Abeiku Santana is ‘unethical’ for shading my brand as ‘demonic’—Patience Nyarko cries for objectivity
Gospel icon Patience Nyarko has termed the action of the renowned radio and television presenter, Abeiku Santana as “unethical.”
She said the award winning broadcaster was unprofessional for making partial judgement about her humble opinion she expressed on Joe Mettle’s form of music.
According to a statement issued on Wednesday In Accra and signed by the sensational gospel Songstress, the action of Abeiku Santana was inappropriate, irrelevant, inaccurate, unbalanced and carried tendencies of dividing the gospel fraternity.
She noted that it was unfair for the Okay FM presenter to label her as demonic who wanted to destroy the ministry of Joe Mettle.
“Your wild claim about me being on a demonic agenda against my fellow gospel musician and your resolve to stand with the person and pray rather you are causing further division among the body of Christ,” Patience Nyarko cried.
She observed that Abeiku Santana who claimed she was not united with other gospel musicians in a quest to win souls for Christ was fallacious.
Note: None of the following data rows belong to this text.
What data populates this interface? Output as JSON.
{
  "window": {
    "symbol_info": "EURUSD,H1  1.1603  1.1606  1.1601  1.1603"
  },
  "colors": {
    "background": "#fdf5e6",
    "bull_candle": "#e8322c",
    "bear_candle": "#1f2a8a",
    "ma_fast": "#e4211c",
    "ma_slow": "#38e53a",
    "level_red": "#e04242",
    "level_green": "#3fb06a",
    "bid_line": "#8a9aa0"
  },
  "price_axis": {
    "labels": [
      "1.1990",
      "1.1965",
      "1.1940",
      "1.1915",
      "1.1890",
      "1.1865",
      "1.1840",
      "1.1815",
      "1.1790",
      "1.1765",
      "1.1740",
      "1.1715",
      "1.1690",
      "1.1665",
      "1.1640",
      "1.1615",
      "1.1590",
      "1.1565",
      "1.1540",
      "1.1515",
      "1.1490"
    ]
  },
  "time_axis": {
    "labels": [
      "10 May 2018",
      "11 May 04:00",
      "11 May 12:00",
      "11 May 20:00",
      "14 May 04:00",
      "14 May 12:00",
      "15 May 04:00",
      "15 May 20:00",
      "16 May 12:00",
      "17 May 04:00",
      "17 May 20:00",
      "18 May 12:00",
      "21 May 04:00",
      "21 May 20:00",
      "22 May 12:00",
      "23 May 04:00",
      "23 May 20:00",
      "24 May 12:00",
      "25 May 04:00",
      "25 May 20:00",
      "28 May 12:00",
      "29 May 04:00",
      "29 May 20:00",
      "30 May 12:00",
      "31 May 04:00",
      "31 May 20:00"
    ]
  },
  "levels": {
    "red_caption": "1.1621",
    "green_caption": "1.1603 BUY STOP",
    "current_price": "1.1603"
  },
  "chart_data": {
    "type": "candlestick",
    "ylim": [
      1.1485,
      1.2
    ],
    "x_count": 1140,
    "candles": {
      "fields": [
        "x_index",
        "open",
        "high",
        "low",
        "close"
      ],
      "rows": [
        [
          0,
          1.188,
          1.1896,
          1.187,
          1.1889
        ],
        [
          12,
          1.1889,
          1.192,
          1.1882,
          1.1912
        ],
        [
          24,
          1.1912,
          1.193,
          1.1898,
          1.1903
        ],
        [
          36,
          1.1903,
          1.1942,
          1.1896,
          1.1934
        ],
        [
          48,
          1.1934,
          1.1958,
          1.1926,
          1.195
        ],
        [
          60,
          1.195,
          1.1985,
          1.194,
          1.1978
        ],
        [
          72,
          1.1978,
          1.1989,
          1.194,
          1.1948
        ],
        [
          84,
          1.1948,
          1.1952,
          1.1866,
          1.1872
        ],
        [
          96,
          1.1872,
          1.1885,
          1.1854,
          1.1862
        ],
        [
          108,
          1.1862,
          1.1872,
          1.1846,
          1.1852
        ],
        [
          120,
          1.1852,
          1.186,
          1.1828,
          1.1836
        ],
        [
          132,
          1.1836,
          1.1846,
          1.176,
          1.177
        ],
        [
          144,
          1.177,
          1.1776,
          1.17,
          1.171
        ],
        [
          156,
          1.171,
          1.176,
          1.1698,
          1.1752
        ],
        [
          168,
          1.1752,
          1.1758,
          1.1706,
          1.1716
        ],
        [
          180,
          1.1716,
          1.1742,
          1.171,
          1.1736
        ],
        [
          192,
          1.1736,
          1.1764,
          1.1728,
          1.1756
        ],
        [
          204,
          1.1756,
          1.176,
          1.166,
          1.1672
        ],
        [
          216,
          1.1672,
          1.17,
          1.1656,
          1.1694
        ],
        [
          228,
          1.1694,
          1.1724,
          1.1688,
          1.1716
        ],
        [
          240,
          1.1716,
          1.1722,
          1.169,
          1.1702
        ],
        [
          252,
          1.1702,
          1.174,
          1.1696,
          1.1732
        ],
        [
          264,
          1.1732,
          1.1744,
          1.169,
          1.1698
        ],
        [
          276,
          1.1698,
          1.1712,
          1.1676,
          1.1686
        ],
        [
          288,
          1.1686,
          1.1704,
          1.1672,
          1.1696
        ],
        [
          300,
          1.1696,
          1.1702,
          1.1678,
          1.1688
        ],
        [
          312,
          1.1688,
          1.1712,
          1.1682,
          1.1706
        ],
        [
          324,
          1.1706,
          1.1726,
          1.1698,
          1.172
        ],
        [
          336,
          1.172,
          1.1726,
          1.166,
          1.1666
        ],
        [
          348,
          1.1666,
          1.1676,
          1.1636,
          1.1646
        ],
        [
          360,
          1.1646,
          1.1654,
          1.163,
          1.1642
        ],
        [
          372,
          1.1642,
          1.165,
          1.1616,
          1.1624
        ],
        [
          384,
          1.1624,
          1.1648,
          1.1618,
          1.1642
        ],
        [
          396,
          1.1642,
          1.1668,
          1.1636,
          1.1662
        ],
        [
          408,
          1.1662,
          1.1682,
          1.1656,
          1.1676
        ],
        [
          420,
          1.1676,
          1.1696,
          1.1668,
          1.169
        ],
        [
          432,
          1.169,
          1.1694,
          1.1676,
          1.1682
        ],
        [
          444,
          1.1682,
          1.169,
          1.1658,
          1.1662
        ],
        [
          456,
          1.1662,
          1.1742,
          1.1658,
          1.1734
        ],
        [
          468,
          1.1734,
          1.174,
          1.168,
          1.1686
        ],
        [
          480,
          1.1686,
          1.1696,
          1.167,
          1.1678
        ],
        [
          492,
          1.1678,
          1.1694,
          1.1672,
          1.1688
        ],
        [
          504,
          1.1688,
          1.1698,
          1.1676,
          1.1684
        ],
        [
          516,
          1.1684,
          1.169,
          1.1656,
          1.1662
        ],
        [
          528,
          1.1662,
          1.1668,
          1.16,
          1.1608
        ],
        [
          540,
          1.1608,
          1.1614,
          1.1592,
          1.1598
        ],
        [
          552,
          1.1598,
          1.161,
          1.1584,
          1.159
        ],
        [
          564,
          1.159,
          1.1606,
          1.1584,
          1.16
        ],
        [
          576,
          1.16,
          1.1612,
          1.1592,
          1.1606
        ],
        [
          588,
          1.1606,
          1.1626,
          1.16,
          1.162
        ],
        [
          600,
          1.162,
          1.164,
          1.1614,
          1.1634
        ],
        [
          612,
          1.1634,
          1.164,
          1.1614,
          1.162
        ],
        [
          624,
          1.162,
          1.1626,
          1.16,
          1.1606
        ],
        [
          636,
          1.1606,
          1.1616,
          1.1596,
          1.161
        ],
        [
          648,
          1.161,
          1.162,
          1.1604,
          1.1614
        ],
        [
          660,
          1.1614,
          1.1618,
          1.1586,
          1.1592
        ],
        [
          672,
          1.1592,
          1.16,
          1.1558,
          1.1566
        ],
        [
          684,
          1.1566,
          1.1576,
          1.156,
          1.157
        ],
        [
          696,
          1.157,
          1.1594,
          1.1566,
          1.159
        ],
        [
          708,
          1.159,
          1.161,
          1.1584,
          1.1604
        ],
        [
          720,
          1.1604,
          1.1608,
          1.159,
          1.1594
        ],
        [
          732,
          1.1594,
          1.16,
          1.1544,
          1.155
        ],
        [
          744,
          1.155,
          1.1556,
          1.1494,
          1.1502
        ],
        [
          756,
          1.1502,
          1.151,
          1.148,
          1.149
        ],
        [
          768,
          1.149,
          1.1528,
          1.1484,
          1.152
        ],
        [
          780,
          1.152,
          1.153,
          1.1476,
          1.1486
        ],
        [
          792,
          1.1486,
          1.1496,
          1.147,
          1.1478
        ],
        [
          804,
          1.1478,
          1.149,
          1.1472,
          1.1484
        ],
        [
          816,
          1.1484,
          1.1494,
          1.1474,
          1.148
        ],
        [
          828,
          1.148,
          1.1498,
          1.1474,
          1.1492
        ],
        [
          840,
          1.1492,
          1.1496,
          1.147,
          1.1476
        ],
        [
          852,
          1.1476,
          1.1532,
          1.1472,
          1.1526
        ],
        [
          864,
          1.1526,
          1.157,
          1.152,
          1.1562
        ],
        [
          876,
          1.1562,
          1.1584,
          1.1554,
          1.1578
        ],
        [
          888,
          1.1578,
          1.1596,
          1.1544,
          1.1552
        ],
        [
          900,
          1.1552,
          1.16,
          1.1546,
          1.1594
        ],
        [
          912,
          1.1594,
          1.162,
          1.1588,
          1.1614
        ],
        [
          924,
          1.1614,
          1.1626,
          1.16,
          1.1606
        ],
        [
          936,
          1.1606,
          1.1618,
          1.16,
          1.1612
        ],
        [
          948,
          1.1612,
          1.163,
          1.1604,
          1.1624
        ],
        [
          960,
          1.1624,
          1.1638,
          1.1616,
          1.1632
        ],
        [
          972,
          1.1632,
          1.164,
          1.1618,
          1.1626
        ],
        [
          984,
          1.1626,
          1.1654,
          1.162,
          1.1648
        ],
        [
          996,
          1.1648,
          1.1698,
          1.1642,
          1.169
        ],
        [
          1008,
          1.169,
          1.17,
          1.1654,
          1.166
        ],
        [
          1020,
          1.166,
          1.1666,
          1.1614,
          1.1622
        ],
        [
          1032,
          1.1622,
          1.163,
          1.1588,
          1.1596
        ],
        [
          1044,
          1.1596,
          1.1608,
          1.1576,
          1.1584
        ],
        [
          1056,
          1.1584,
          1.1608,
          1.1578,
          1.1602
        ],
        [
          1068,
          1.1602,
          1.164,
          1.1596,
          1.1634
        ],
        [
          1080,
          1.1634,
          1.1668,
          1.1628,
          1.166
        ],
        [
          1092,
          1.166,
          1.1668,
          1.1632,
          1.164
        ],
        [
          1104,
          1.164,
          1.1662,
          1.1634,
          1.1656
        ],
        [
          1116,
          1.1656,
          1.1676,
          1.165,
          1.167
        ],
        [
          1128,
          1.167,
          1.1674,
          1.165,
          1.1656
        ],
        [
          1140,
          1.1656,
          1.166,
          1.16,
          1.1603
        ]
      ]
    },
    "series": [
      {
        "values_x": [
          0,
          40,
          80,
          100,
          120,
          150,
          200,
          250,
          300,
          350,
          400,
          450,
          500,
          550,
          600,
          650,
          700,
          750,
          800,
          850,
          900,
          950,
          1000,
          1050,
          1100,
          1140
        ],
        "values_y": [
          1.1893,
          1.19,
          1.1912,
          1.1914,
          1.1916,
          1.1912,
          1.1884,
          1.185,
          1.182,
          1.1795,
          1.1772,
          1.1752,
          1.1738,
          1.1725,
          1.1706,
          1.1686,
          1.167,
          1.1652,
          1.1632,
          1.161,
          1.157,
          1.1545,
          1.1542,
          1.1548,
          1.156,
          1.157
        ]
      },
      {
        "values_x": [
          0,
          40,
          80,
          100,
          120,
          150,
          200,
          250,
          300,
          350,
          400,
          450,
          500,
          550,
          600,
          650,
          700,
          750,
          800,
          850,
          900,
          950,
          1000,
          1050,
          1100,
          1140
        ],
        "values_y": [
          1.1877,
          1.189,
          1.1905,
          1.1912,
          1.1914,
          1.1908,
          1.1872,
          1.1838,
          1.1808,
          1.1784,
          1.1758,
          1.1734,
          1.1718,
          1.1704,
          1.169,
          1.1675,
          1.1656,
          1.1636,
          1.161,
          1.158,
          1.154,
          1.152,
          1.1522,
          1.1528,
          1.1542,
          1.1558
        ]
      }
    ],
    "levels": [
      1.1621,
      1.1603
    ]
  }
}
Patience Nyarko called on the presenter to do a sober reflection of his words used against her and apologise for disrespecting and shaming her brand on a radio frequency which has massive audience like Okay FM.
The Wafom Kwan hitmaker indicated that she did not have any malicious intent for saying Joe Mettle was being over hyped for singing in English and recomposing Methodist hymns.
She decried that the harsh allegations made by Abeiku Santana was injustice, adding that she is in supportive of all hardworking gospel artistes who are helping to winning souls for Christ not the other way round.
“I am sure that any fair minded person who listened to you will attest that you were unnecessarily harsh and your choice of words were not the best. Your claims were offensive and very divisive,” she added.
Patience Nyarko pledged to continue working with the media irrespective of Santana’s action and stressed the need for unity in the industry.